Hush, Yael - Comments

  • I love this, it's so well written!
    February 12th, 2013 at 09:58pm
  • Okay. So I found this story through the comment swap thing and when I first saw what I'd be reading my face dropped. I'm not a huge fan of stories like this. But I wont lie and say that I didn't enjoy it. I loved the animal guardians, that was different. You have a lot of spelling and grammar mistakes. You should find an editor but overall. It was good :)
    June 14th, 2012 at 06:44pm
  • I love the layout, the map is gorgeous. I think you should slow the narrative down a bit though. You kind of jumped straight in to talking about her dead parents with very little warning and then you went straight from this Seven...We should make it by sundown if we hurry." said Krys, rolling up her map and she and Yael headed off to Serval.

    to this
    Later, when it was nearing sundown, Krys was the first to spot the smoke stacks from Serval.
    I think in the first chapter you should explain more about the Guardians and what they are. It was a little confusing to read. But I think this story is good, it has a lot of potential and it was really enjoyable to read. Well done!
    June 13th, 2012 at 02:44pm
  • Imagine, you are of a elite race, one of old. - I don't think the "one of old" bit makes sense...

    She was a Old Power! - "an", not "a".

    Just really make sure you double check everything before you post it, so commas aren't in inappropriate places or other silly little things like that.

    I think the first chapter could have done with a bit more explaining of what the Guardian business is, the idea of shifting, why they were running away, etc., just to help it all make a bit more sense. I found myself being a bit confused, which isn't good for a reader. Not a bad start, though. :)
    June 13th, 2012 at 10:36am
  • I love fantasy stories, especially ones with shape-shifters or those who have shifting powers. This is truly a great idea and I only saw a few mistakes. They were simple things like misplaced commas that arn't really a big deal. This idea itself is very good. I love fantasy stories and you don;t see them much here. Keep on writing, because this is awesome!

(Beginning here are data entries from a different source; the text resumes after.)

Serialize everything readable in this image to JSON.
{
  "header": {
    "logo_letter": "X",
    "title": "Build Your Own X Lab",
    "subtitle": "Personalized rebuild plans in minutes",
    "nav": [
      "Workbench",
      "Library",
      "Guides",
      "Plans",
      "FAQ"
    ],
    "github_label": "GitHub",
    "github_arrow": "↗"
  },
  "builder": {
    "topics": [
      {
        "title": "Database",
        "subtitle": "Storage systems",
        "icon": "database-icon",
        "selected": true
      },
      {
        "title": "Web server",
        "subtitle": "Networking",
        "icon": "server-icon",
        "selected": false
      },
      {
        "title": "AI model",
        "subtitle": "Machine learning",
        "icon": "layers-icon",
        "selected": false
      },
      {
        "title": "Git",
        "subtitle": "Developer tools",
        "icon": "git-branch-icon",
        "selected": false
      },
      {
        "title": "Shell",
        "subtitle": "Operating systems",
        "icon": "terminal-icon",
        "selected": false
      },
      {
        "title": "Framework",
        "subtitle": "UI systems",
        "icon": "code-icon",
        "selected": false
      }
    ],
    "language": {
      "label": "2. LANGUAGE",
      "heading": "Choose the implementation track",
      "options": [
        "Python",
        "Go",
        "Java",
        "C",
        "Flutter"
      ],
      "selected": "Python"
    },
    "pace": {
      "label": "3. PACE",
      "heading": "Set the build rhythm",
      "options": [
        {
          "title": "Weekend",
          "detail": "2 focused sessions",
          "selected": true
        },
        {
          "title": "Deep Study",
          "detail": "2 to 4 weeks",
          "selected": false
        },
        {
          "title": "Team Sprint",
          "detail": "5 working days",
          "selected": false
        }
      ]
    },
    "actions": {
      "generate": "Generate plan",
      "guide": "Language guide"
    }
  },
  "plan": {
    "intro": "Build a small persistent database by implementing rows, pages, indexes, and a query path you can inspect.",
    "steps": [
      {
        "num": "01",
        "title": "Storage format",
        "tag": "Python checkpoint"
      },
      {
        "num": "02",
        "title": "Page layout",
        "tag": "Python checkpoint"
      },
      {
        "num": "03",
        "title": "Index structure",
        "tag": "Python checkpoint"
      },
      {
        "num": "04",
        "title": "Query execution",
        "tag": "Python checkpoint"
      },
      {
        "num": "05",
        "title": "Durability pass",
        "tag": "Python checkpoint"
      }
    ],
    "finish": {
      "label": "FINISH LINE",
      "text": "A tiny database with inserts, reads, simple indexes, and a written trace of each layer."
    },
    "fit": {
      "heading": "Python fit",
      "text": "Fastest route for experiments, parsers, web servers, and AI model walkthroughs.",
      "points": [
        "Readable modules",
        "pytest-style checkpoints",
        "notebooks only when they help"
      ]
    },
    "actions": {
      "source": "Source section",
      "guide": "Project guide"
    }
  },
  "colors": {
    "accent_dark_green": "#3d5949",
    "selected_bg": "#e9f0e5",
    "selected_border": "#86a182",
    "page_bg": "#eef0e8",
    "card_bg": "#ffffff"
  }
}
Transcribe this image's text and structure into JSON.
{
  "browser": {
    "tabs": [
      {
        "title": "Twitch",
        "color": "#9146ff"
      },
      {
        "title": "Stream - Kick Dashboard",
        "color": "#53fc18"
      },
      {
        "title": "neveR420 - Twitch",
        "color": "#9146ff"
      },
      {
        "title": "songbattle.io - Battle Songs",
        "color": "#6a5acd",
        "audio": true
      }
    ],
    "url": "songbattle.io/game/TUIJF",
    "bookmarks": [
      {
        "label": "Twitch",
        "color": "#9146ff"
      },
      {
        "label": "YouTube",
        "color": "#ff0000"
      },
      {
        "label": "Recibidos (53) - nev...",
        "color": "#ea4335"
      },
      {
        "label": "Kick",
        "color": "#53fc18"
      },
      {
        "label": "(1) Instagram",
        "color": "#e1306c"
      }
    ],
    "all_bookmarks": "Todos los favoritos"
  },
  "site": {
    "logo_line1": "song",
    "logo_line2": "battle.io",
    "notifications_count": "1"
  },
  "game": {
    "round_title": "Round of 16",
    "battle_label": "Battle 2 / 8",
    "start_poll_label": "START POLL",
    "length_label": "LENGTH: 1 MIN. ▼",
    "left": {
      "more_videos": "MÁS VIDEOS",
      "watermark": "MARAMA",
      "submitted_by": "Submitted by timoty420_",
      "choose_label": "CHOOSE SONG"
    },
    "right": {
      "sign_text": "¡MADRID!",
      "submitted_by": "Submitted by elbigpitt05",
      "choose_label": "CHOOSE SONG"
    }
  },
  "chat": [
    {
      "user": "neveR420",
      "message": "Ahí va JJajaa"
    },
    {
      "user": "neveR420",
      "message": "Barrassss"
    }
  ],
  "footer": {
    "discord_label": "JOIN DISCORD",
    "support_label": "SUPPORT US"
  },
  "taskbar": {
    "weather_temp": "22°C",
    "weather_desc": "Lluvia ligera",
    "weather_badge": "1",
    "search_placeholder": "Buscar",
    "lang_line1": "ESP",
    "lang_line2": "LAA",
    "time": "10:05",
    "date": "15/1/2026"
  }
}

    I love the concept of Krys having Yael around, and how he's a wolf and gahhh, I just love it. I'm very interest to see why the one man wanted Krys so bad, or her powers at least. I really do like this!

    The only thing I would suggest is a different layotu for the story, some might find it hard to read. Other than that, this was perfect.
    June 12th, 2012 at 03:09am
  • You definitely have a neat idea going. I've never read anything like this. As for your writing, you need to watch for run-on sentences. I saw quite a few long sentences that you could break up and make less confusing. I like that you added the flashback scene in, as well, that was neat.
    June 11th, 2012 at 08:52pm
  • i really like this. it feels quite fresh. i really love how it opens too, straight into the action, and the way that they communicate is described well, i really enjoy that. you get a lot from the speech/thoughts and that's really clever. good job. <3
    June 11th, 2012 at 08:45pm
  • I enjoyed this. I'm always a little wary of stories like this because they're hard to do well, but you have really good narration so it's actually good. I think there's definitely something to this. I really like your characters, and the dialogue. You are very good at making sure your characters come through in your writing. Great job!
    June 11th, 2012 at 07:41pm
  • I don't normally like anything outside of the contemporary romance realm, but I must admit, I find this story interesting. Clearly, it's in its early stages, being that there are only two chapters posted, and the plot and characters and such will be further developed as you go, but I do like the idea and what I've read so far.
    I know the orphaned hero/heroine is pretty common of fantasy stories and I was going to groan and gripe about it, but it fits in well with your story. That is to say, it's not an awkwardly placed detail in her life. It makes sense, as does the event that led to her orphaned state.
    The way Krys and Yael interact is kind of funny. Definitely a big brother/little sister sort of relationship. I also like Krys' character a lot. It was pretty much captured in the first couple sentences of your story where Yael complains about her opening her mouth and ruining their chances to sneak by. She's not perfect, she has faults, and I find that important in a story because it makes the character more realistic or relatable.
    I feel like I don't know Emily quite as well. She's only been in one chapter, of course, but I don't feel as if I have a good enough sense of her character. Yet. I'm sure you'll revel more as the story goes on.
    To tell the truth, the kiss completely blindsided me. I didn't see it coming at all. I didn't even realize there would be a lesbian element to the story. And now that I know, I am excited about it.
    My only complaint about the kiss scene is that it felt rushed, the narration of it, not the actual occurrence. I would have liked to get a little sense of Krys' thoughts during the kiss (as I'm sure the after is coming in the next chapter) and even a little about what she physically feels (i.e. the feel of their lips together, any subconscious reactions like racing heartbeat or stomach flipping).
    All in all, I like this, I'm interested, I'm subscribing.
    January 23rd, 2012 at 03:12am
  • ...MORE PLEASE!!!!!!!!!!!!!!!!!!!!!!!!!!!!!!!!!!!!!!!!!!!!!!!!!!!!!! This is great!